University of Colorado at Boulder
Summer Institute in Computational Social Science Partner Site

August 13, 2018 - August 17, 2018

Sponsored by The Russell Sage Foundation & The Alfred P. Sloan Foundation

From the morning of Monday, August 13 to the evening of Friday, August 17, 2018, University of Colorado Boulder will host a satellite of the Summer Institute in Computational Social Science. The purpose of the Summer Institute is to bring together graduate students, postdoctoral researchers, and beginning faculty interested in computational social science. The Summer Institute is for both social scientists (broadly conceived) and data scientists (broadly conceived). This satellite program is co-organized by Brian Keegan and Allie Morgan.

The instructional program will involve lectures, group problem sets, and participant-led research projects. There will also be outside speakers who conduct computational social science research in academia, industry, and government. Topics covered include text as data, website scraping, digital field experiments, non-probability sampling, mass collaboration, and ethics. There will be ample opportunities for students to discuss their ideas and research with the organizers, other participants, and visiting speakers. Because we are committed to open and reproducible research, all materials created by faculty and students for the Summer Institute will be released open source.

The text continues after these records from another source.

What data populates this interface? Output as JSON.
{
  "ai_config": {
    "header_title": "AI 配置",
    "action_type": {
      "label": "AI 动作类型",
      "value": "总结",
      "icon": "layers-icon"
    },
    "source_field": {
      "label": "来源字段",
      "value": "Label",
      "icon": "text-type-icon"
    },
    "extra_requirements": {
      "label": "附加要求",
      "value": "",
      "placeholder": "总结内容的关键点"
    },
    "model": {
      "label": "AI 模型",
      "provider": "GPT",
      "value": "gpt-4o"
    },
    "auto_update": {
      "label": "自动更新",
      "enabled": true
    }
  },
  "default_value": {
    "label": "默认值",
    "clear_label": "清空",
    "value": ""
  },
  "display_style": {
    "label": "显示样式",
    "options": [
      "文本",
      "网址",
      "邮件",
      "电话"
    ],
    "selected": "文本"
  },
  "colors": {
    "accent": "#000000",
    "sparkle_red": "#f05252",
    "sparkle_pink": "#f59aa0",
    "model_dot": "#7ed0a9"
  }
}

Participation will be open to all students, faculty and staff of universities in Colorado. We are supported by the Russell Sage Foundation, the Sloan Foundation, Center to Advance Research and Training in the Social Sciences (CARTSS), Institute of Behavioral Science (IBS), and Center for Research Data and Digital Scholarship (CRDDS).

How to Apply

If you are interested in attending SICSS Boulder 2018, please complete this application. Space for this inaugural summer institute will be limited to approximately 30 people. Meals and beverages during the institute will be provided, but we unfortunately cannot provide funding for travel or accommodation. Accepted participants should already have or be willing to develop basic proficiency with computational reasoning/programming skills in Python and/or R before attending the program. We very strongly encourage applications from people traditionally under-represented in computing.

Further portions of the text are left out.